Damit das Bad nicht ständig unter Wasser steht, sind Duschabtrennungen fast unentbehrlich. Wer keine separate Dusche hat und zum Duschen häufig die Badewanne benutzt, für den gibt es extra Trennwände. Solche Abtrennungen haben gegenüber einem Duschvorhang den Vorzug, dass sie Spritzwasser besser abhalten und sich zudem besser reinigen lassen. Allerdings sind Sie auch etwas teurer in der Anschaffung. Bei Duschabtrennungen und Trennwänden zählt Qualität: Achten Sie beim Kauf vor allem auf stabile Rahmenprofile aus Aluminium, gut schließende Gummidichtungen, leicht laufende Türelemente und abgerundete Profile. Am einfachsten zu reinigen ist übrigens Echtglas bzw. Sicherheitsglas.

Brausen

2. Brausen

Das Angebot bei Duschbrausen ist inzwischen groß. Auch hier können Sie ganz nach Ihrem Geschmack zwischen verschiedenen Modellen wählen. Wichtig ist, dass Sie den Wasserstrahl in verschiedenen Stufen regulieren können. Besonders schön: Brausen, unter denen man wie unter einem sanften Regenschauer steht.

Tipps und Tricks

3. Saubere Fugen

Dichtungsfugen an Dusche oder Wanne sind häufig ein Problem im Bad. Weil hier oft das Wasser über längere Zeit steht, machen sich nach einiger Zeit oft hässliche Schimmelpilze breit.
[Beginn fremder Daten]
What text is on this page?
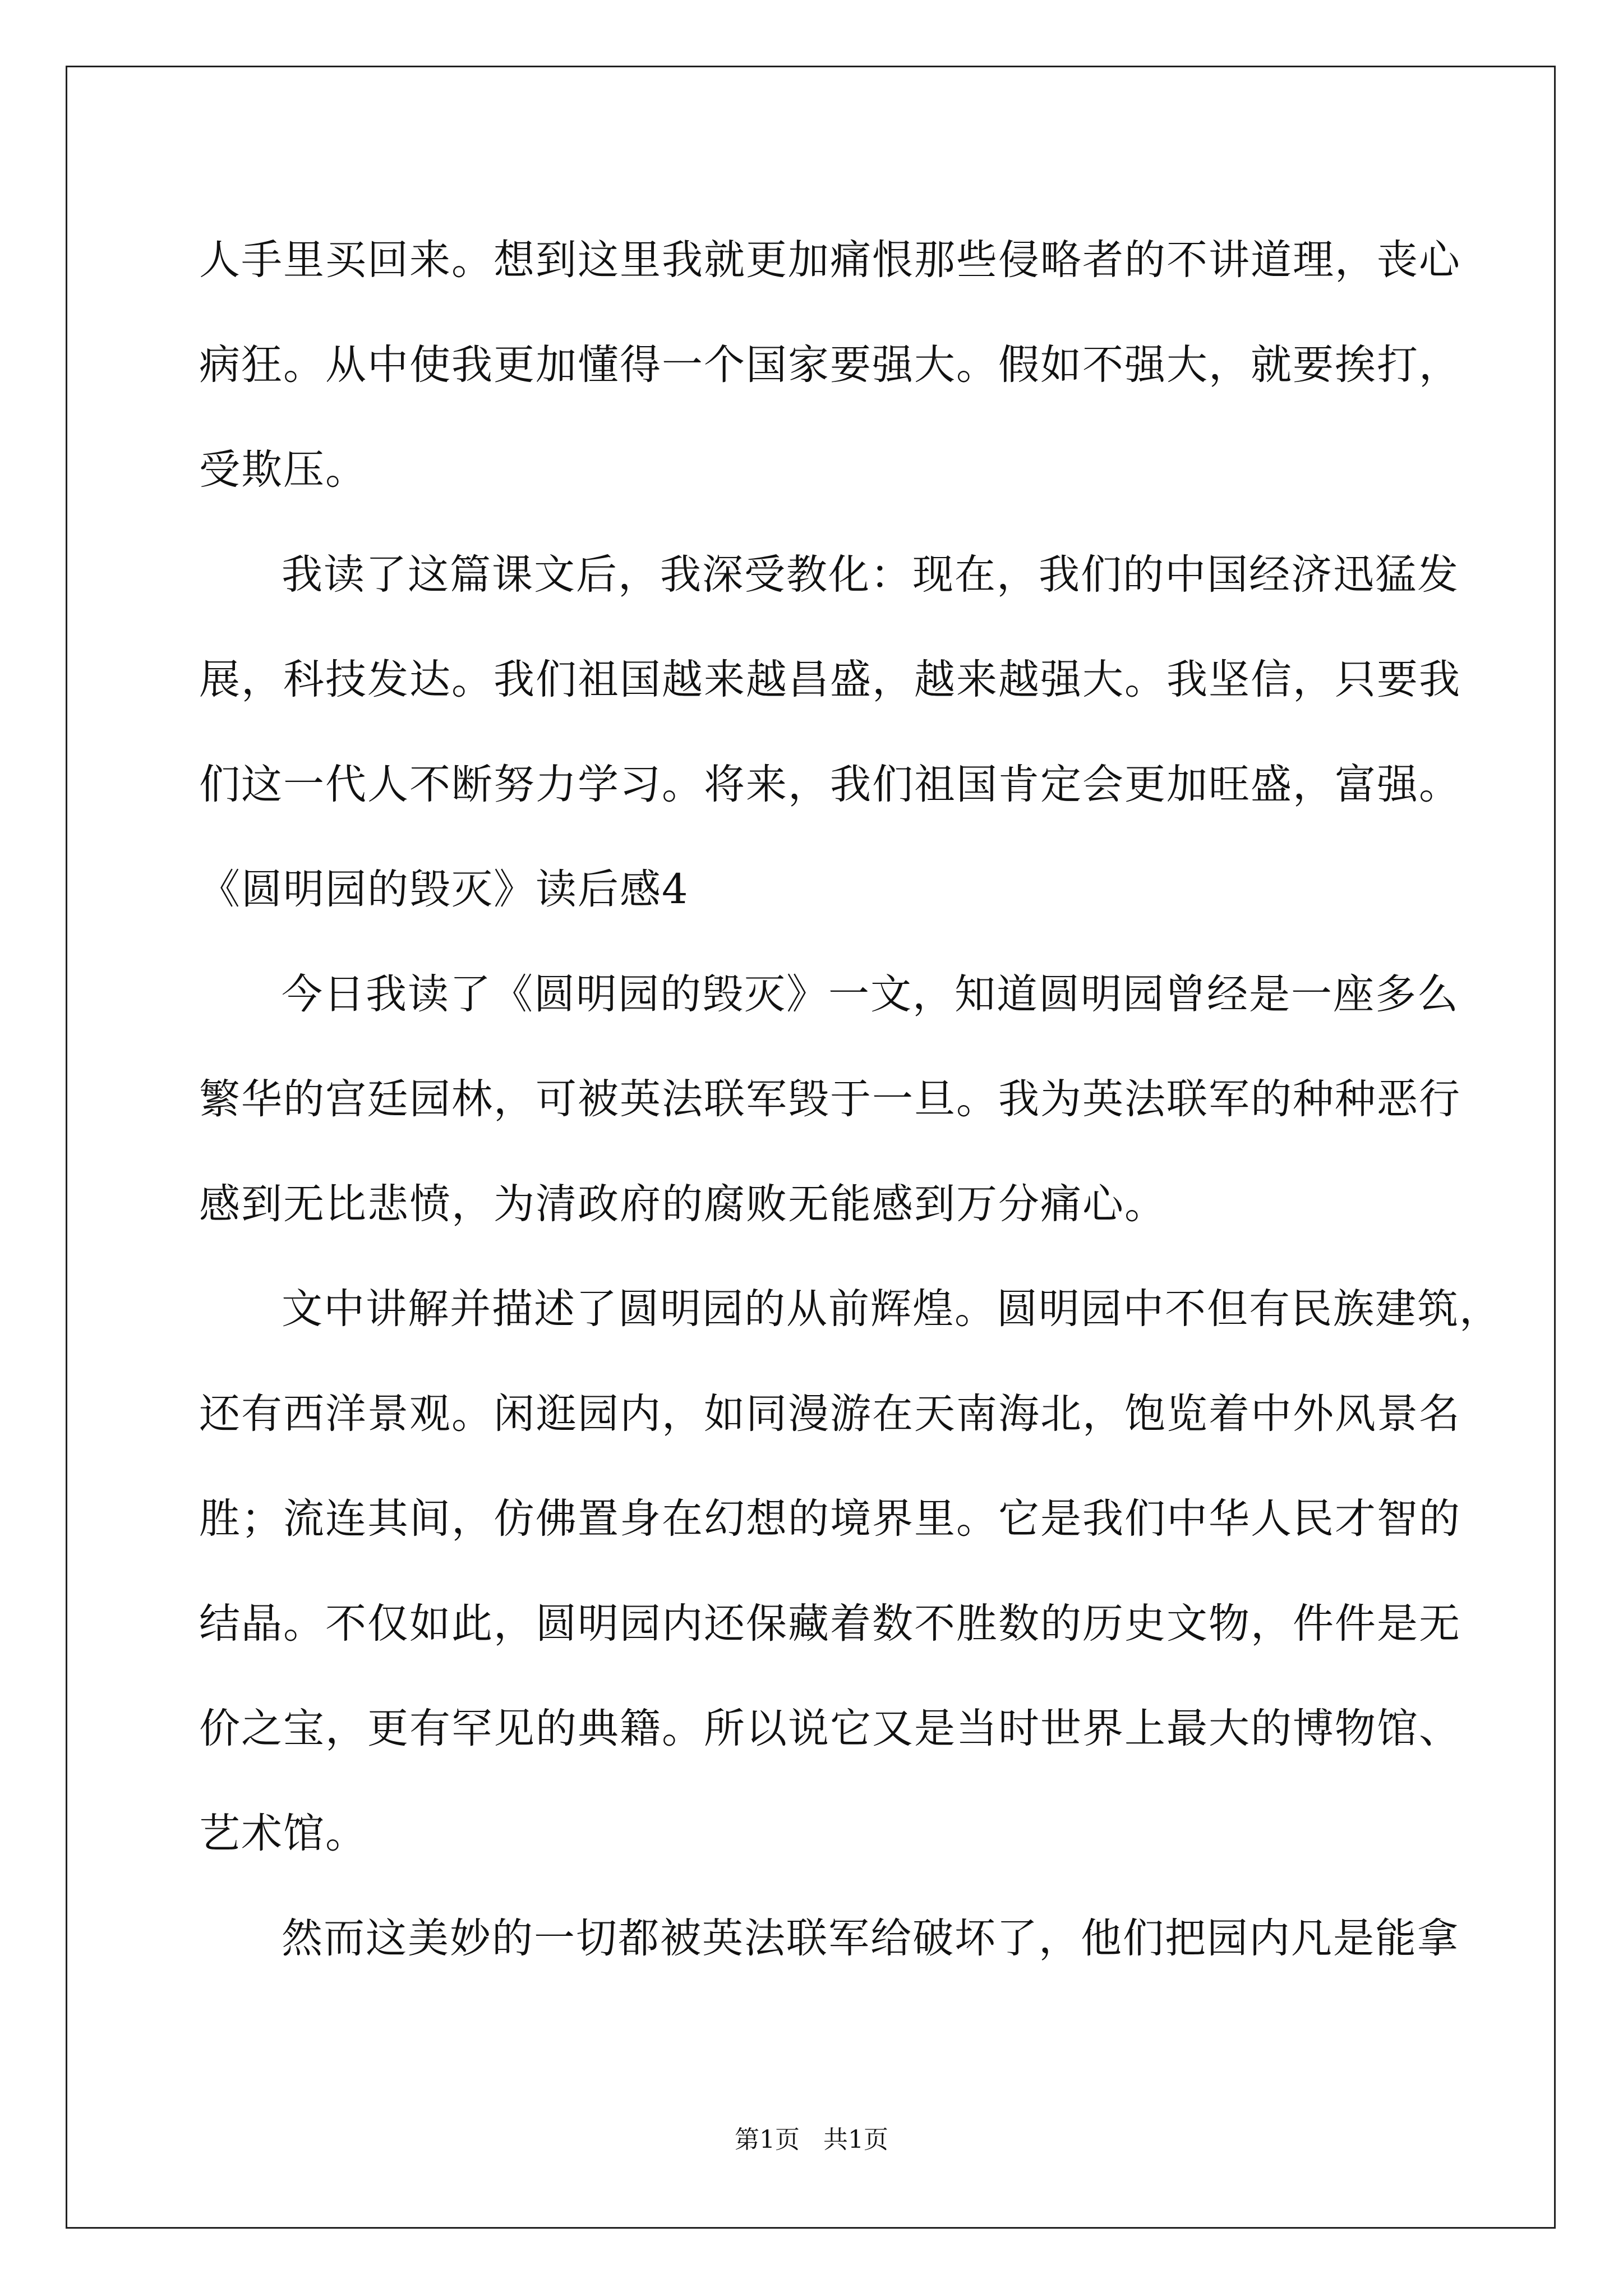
人手里买回来。想到这里我就更加痛恨那些侵略者的不讲道理，丧心
病狂。从中使我更加懂得一个国家要强大。假如不强大，就要挨打，
受欺压。
我读了这篇课文后，我深受教化：现在，我们的中国经济迅猛发
展，科技发达。我们祖国越来越昌盛，越来越强大。我坚信，只要我
们这一代人不断努力学习。将来，我们祖国肯定会更加旺盛，富强。
《圆明园的毁灭》读后感4
今日我读了《圆明园的毁灭》一文，知道圆明园曾经是一座多么
繁华的宫廷园林，可被英法联军毁于一旦。我为英法联军的种种恶行
感到无比悲愤，为清政府的腐败无能感到万分痛心。
文中讲解并描述了圆明园的从前辉煌。圆明园中不但有民族建筑，
还有西洋景观。闲逛园内，如同漫游在天南海北，饱览着中外风景名
胜；流连其间，仿佛置身在幻想的境界里。它是我们中华人民才智的
结晶。不仅如此，圆明园内还保藏着数不胜数的历史文物，件件是无
价之宝，更有罕见的典籍。所以说它又是当时世界上最大的博物馆、
艺术馆。
然而这美妙的一切都被英法联军给破坏了，他们把园内凡是能拿
第1页   共1页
Da hilft nur eins: die Fugen müssen erneuert werden.

So geht’s: Schneiden Sie mit einem Cuttermesser entlang der Fuge und entfernen Sie die alte Silikonschicht (am leichtesten geht’s mit einem Fugenhai).

Säubern Sie den Untergrund sehr sorgfältig, damit auch die letzten Pilzsporen verschwinden. Reste von Silikon können Sie mit einem speziellen Silikon-Entferner beseitigen.

Ist der Untergrund trocken, fett- und staubfrei, kleben Sie die Fugenränder mit einem Malerband (Klebeband) beidseitig ab.

Bei sehr tiefen Fugen können Sie wahlweise ein PE-Rundprofil einlegen. Das spart Fugenmasse.

Schneiden Sie die Öffnung der Silikonkartusche entsprechend der Größe der Fuge auf und spritzen Sie die Fuge lückenlos aus. Verwenden Sie dazu Sanitär-Silikon. Das ist wasserabweisend und enthält pilzabtötende Substanzen.

Anschließend Silikon per Fugenstift oder einfach mit dem Finger glätten. Finger dazu vorher mit Spülmittel benetzen!

Nach dem Glattstreichen das Malerband (Klebeband) schräg nach hinten und seitlich von der Fuge wegziehen.